Banning equal marriage would be disastrous for North Carolina, says a Bank of America official
The technology chief of Bank of America has strongly denounced the proposed measure to define marriage as the union between a man and a woman in North Carolina, saying it would make it harder for companies to attract talent to the state.
The proposed referendum, called Amendment One, would introduce a constitutional ban on marriage between same-sex couples, furthering the state law that already bans all councils from issuing marriage licences to gay couples.
Catherine Bessant, global techology and operations executive, posted a video on YouTube, wherein she said that this particular amendment “has the potential to have a disastrous effect on our ability to attract talent and keep talent in the state of North Carolina.”
Although a spokesperson for the Bank said that this was not the view of the whole organisation, she said that individual bankers were free to give their voice to political causes.
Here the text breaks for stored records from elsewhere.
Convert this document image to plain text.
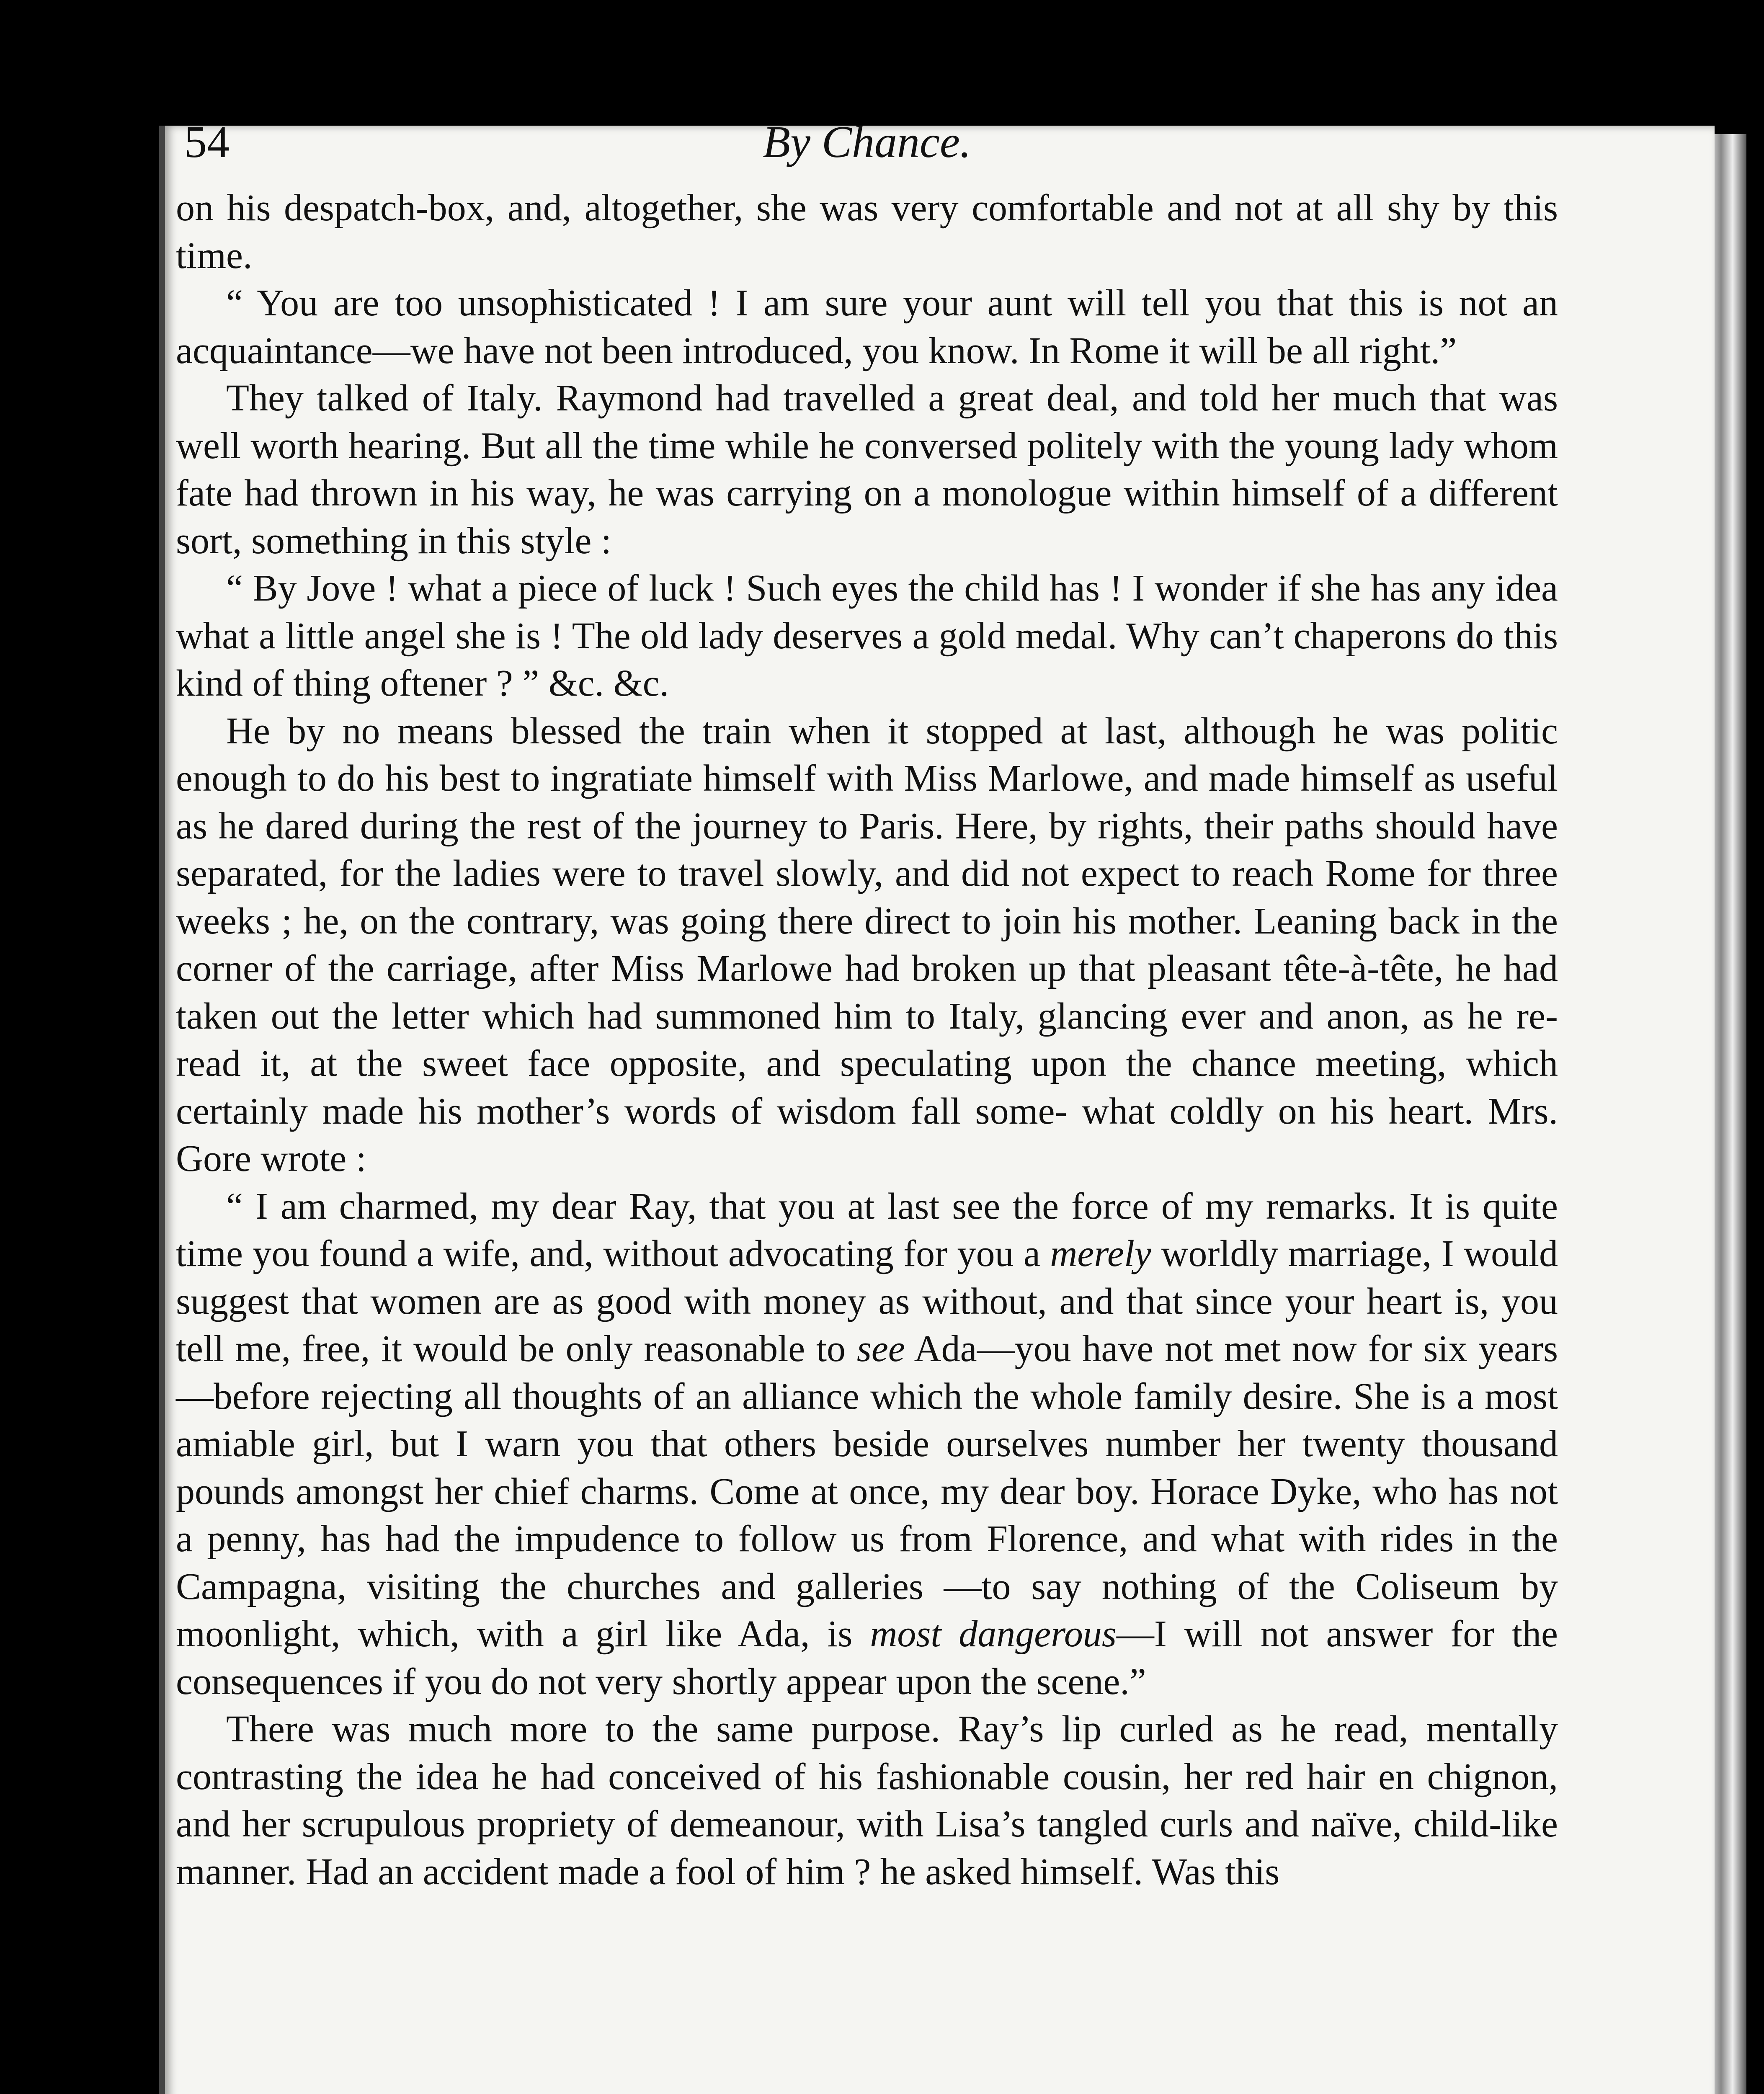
54	By Chance.

on his despatch-box, and, altogether, she was very comfortable and not at all shy by this time.

“ You are too unsophisticated ! I am sure your aunt will tell you that this is not an acquaintance—we have not been introduced, you know. In Rome it will be all right.”

They talked of Italy. Raymond had travelled a great deal, and told her much that was well worth hearing. But all the time while he conversed politely with the young lady whom fate had thrown in his way, he was carrying on a monologue within himself of a different sort, something in this style :

“ By Jove ! what a piece of luck ! Such eyes the child has ! I wonder if she has any idea what a little angel she is ! The old lady deserves a gold medal. Why can’t chaperons do this kind of thing oftener ? ” &c. &c.

He by no means blessed the train when it stopped at last, although he was politic enough to do his best to ingratiate himself with Miss Marlowe, and made himself as useful as he dared during the rest of the journey to Paris. Here, by rights, their paths should have separated, for the ladies were to travel slowly, and did not expect to reach Rome for three weeks ; he, on the contrary, was going there direct to join his mother. Leaning back in the corner of the carriage, after Miss Marlowe had broken up that pleasant tête-à-tête, he had taken out the letter which had summoned him to Italy, glancing ever and anon, as he re-read it, at the sweet face opposite, and speculating upon the chance meeting, which certainly made his mother’s words of wisdom fall some- what coldly on his heart. Mrs. Gore wrote :

“ I am charmed, my dear Ray, that you at last see the force of my remarks. It is quite time you found a wife, and, without advocating for you a merely worldly marriage, I would suggest that women are as good with money as without, and that since your heart is, you tell me, free, it would be only reasonable to see Ada—you have not met now for six years—before rejecting all thoughts of an alliance which the whole family desire. She is a most amiable girl, but I warn you that others beside ourselves number her twenty thousand pounds amongst her chief charms. Come at once, my dear boy. Horace Dyke, who has not a penny, has had the impudence to follow us from Florence, and what with rides in the Campagna, visiting the churches and galleries —to say nothing of the Coliseum by moonlight, which, with a girl like Ada, is most dangerous—I will not answer for the consequences if you do not very shortly appear upon the scene.”

There was much more to the same purpose. Ray’s lip curled as he read, mentally contrasting the idea he had conceived of his fashionable cousin, her red hair en chignon, and her scrupulous propriety of demeanour, with Lisa’s tangled curls and naïve, child-like manner. Had an accident made a fool of him ? he asked himself. Was this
Ms Bessant’s views have been widely reported in the state journals and business magazines in the US.
North Carolina is not alone in pressing the one man, one woman measure through the ballot this May. Minnesota is set to follow in November, while Maine will decide whether to extend the marriage rights to homosexuals. Nor is Bank of America the only business group to stick its head out of the mud. John Mack, a former chairman at Morgan Stanley, and Lloyd Blankfein, CEO of Goldman Sachs, have both defended extending the definition of marriage to include sexual minorities.
Given that every other state in the Deep Red South has constitutional bans restricting marriage to heterosexuals, observers are keen to see if North Carolina, considered something of an outsider in being less extremist in its conservatism, will reject the anti-gay measure, or will join its neighbours.